Hendron arrived at work armed with hundreds of bullets and an assault rifle, two handguns and a shotgun, St. Louis Police Capt. Michael Sack said at a news conference Friday.
He opened fire at about 6:30 a.m. (7:30 a.m. ET) Thursday at ABB Inc., a St. Louis transformer manufacturing company, police said.
When they entered the facility, Sack said, police found "a gruesome scene" -- the dead and wounded and those employees desperately hiding from the shooter.
The 51-year-old suspect was found inside an ABB Inc. office dead from a self-inflicted gunshot wound, police said. Carlton J. Carter, 57; Terry Mabry, 55; and Cory Wilson, 27, were dead from gunshot wounds to the head. Mabry also was shot in a leg and Wilson was also shot in a shoulder, according to authorities.
Police were investigating whether the shooter targeted the victims, Sack said.
Police are also looking into the motive for the shooting, but Sack said it could remain a mystery.
"I would imagine that you could say yes [it was premeditated], because most people don't come to work armed in such a manner, but that's just speculation," Sack said. "We have to go back and try and figure out what motivated him and like I said, we may never truly know what motivated him to do this."
Sack said police are looking into Hendron's work history and his personal relationships.
Hendron was one of a group of ABB employees listed in a lawsuit filed in 2006 against administrators of the company's retirement plan. Police said they were working closely with ABB executives to get more information about the suspect and his status with the company prior to the incident.

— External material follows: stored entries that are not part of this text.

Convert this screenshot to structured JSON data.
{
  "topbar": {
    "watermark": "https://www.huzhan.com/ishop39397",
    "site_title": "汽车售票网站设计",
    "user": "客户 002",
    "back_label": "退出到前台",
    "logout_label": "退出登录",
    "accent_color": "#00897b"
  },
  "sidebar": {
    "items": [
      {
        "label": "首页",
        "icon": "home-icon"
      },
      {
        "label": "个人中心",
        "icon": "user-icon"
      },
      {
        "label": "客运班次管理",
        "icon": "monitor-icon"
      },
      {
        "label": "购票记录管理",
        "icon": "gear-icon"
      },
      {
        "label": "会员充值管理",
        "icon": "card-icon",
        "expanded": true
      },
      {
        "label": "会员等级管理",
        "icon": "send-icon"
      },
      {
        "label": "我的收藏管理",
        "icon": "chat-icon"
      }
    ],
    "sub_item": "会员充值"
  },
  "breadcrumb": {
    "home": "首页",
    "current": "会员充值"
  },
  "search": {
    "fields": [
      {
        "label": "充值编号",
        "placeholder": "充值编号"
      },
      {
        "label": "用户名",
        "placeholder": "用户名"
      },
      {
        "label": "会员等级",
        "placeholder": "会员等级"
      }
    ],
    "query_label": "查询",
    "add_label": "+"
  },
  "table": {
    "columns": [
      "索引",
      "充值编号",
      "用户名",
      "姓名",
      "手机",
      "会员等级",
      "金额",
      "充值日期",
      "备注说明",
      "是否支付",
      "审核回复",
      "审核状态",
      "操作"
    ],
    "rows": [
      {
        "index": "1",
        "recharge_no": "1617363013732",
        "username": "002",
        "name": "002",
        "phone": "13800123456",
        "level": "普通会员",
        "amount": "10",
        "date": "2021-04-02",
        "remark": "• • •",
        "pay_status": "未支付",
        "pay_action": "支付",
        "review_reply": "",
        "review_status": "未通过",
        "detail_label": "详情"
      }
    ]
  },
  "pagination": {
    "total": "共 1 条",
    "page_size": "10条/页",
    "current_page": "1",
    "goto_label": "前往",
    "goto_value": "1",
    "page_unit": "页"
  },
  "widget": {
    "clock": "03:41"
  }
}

ABB spokesman Bob Fesmire said Thursday there are about 100 employees who work at the facility, but some of them were unable to come in Thursday because of heavy snow. Police estimated 40 to 50 employees were in the building at the time of the incident.

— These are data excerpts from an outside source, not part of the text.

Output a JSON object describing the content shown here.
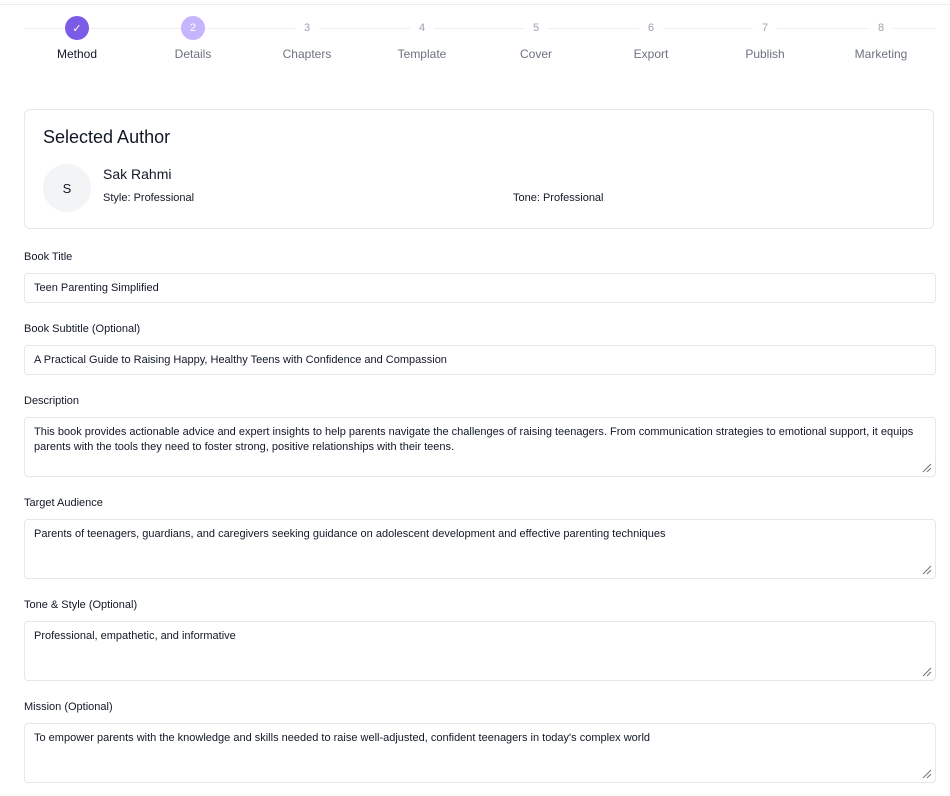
{
  "stepper": {
    "steps": [
      {
        "marker": "✓",
        "label": "Method",
        "state": "done"
      },
      {
        "marker": "2",
        "label": "Details",
        "state": "current"
      },
      {
        "marker": "3",
        "label": "Chapters",
        "state": "upcoming"
      },
      {
        "marker": "4",
        "label": "Template",
        "state": "upcoming"
      },
      {
        "marker": "5",
        "label": "Cover",
        "state": "upcoming"
      },
      {
        "marker": "6",
        "label": "Export",
        "state": "upcoming"
      },
      {
        "marker": "7",
        "label": "Publish",
        "state": "upcoming"
      },
      {
        "marker": "8",
        "label": "Marketing",
        "state": "upcoming"
      }
    ],
    "colors": {
      "done": "#7c5ce6",
      "current": "#c4b5fd"
    }
  },
  "author": {
    "heading": "Selected Author",
    "initial": "S",
    "name": "Sak Rahmi",
    "style": "Style: Professional",
    "tone": "Tone: Professional"
  },
  "form": {
    "title": {
      "label": "Book Title",
      "value": "Teen Parenting Simplified"
    },
    "subtitle": {
      "label": "Book Subtitle (Optional)",
      "value": "A Practical Guide to Raising Happy, Healthy Teens with Confidence and Compassion"
    },
    "description": {
      "label": "Description",
      "value": "This book provides actionable advice and expert insights to help parents navigate the challenges of raising teenagers. From communication strategies to emotional support, it equips parents with the tools they need to foster strong, positive relationships with their teens."
    },
    "audience": {
      "label": "Target Audience",
      "value": "Parents of teenagers, guardians, and caregivers seeking guidance on adolescent development and effective parenting techniques"
    },
    "tone_style": {
      "label": "Tone & Style (Optional)",
      "value": "Professional, empathetic, and informative"
    },
    "mission": {
      "label": "Mission (Optional)",
      "value": "To empower parents with the knowledge and skills needed to raise well-adjusted, confident teenagers in today's complex world"
    }
  }
}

The federal suit filed by Hendron and others accuses pension plan administrators of, among other things, causing the plan to include "unreasonable and excessive" fees and expenses, paid by participants, without their knowledge and not used for their benefit or that of the plan.
Linda Siegfried, a spokeswoman for the law firm representing the plaintiffs, told CNN on Thursday that Hendron was among the plaintiffs, although his name is spelled three different ways in court documents. A trial on the matter is currently being held in Kansas City, Missouri, Siegfried said. She didn't know whether Hendron would have been required to be present. Online federal court records show the trial began January 5.
Siegfried would not comment further except to say the firm offers its concern for the welfare of the victims.